Elegant redhead Nicole Kidman, known as one of Hollywood's top Australian imports, was actually born in Honolulu, Hawaii.
Kidman
is the daughter of Australian parents, Janelle Ann (Glenny), a nursing
instructor, and Antony David Kidman, a biochemist and clinical
psychologist. She is of English, Irish, and Scottish descent. Shortly
after her birth, the family moved to Washington, D.C., where Nicole's
father pursued his research on breast cancer, and then, three years
later, made the pilgrimage back to her parents' native Sydney in
Australia. Young Nicole's first love was ballet, but she eventually took
up mime and drama as well (her first stage role was a bleating sheep in
an elementary school Christmas pageant). In her adolescent years,
acting edged out the other arts and became a kind of refuge -- as her
classmates sought out fun in the sun, the fair-skinned Kidman retreated
to dark rehearsal halls to practice her craft. She worked regularly at
the Philip Street Theater, where she once received a personal letter of
praise and encouragement from audience member Jane Campion
(then a film student). Kidman eventually dropped out of high school to
pursue acting full-time. She broke into movies at age 16, landing a role
in the Australian holiday favorite Memórias dum Natal (1983).
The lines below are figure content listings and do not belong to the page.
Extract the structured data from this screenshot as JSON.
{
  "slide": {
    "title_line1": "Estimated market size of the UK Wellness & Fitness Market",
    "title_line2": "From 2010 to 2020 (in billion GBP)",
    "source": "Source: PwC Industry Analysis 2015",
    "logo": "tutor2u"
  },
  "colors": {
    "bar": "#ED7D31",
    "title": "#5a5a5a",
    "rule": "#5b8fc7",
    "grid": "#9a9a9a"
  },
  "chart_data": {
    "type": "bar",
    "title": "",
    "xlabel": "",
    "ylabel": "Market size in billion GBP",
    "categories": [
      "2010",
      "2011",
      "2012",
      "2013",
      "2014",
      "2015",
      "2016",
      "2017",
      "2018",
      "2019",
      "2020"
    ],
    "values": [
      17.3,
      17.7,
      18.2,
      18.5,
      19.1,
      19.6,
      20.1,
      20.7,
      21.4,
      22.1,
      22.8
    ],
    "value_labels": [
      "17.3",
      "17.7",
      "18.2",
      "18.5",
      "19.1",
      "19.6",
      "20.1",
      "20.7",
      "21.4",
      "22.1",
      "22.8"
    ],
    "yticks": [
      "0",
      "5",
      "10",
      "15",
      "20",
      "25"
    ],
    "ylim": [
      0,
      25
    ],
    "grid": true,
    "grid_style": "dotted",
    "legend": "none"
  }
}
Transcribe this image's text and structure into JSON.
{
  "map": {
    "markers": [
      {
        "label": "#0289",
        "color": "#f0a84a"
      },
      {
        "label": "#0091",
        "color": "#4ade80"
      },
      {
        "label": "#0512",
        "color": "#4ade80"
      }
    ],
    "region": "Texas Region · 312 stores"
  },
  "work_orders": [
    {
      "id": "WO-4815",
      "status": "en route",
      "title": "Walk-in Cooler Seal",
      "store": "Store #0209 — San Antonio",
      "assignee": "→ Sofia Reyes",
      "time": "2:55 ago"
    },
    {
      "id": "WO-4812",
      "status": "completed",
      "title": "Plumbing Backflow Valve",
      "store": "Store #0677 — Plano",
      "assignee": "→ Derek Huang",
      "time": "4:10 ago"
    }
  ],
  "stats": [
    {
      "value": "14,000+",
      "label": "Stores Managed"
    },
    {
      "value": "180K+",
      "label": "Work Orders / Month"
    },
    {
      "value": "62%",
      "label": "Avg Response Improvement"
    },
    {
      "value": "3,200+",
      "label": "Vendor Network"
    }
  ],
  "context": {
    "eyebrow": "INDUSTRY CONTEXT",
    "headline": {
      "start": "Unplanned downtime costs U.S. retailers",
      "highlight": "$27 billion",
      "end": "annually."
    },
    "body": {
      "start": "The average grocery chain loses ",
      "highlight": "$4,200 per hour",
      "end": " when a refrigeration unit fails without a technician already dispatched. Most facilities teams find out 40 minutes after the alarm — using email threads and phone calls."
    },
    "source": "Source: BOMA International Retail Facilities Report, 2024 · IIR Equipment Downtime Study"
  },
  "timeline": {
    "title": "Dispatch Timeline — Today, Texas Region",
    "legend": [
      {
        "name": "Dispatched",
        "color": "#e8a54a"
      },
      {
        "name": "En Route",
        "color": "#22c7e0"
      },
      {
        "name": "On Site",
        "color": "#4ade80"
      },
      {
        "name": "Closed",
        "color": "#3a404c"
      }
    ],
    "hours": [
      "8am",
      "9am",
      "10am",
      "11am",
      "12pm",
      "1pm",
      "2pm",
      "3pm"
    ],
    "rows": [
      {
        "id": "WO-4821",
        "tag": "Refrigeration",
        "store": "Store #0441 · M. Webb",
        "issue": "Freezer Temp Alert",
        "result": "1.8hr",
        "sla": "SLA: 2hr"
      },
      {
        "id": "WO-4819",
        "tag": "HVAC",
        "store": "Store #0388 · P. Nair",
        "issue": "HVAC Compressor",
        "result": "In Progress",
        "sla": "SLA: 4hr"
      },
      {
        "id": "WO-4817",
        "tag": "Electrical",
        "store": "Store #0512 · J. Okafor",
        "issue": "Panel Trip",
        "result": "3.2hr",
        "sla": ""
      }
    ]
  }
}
That appearance touched off a flurry of film and television offers, including a lead in Os Bandidos das BMX (1983) and a turn as a schoolgirl-turned-protester in the miniseries Vietnam
(1987) (for which she won her first Australian Film Institute Award).
With the help of an American agent, she eventually made her US debut
opposite Sam Neill in the at-sea thriller Calma de Morte (1989).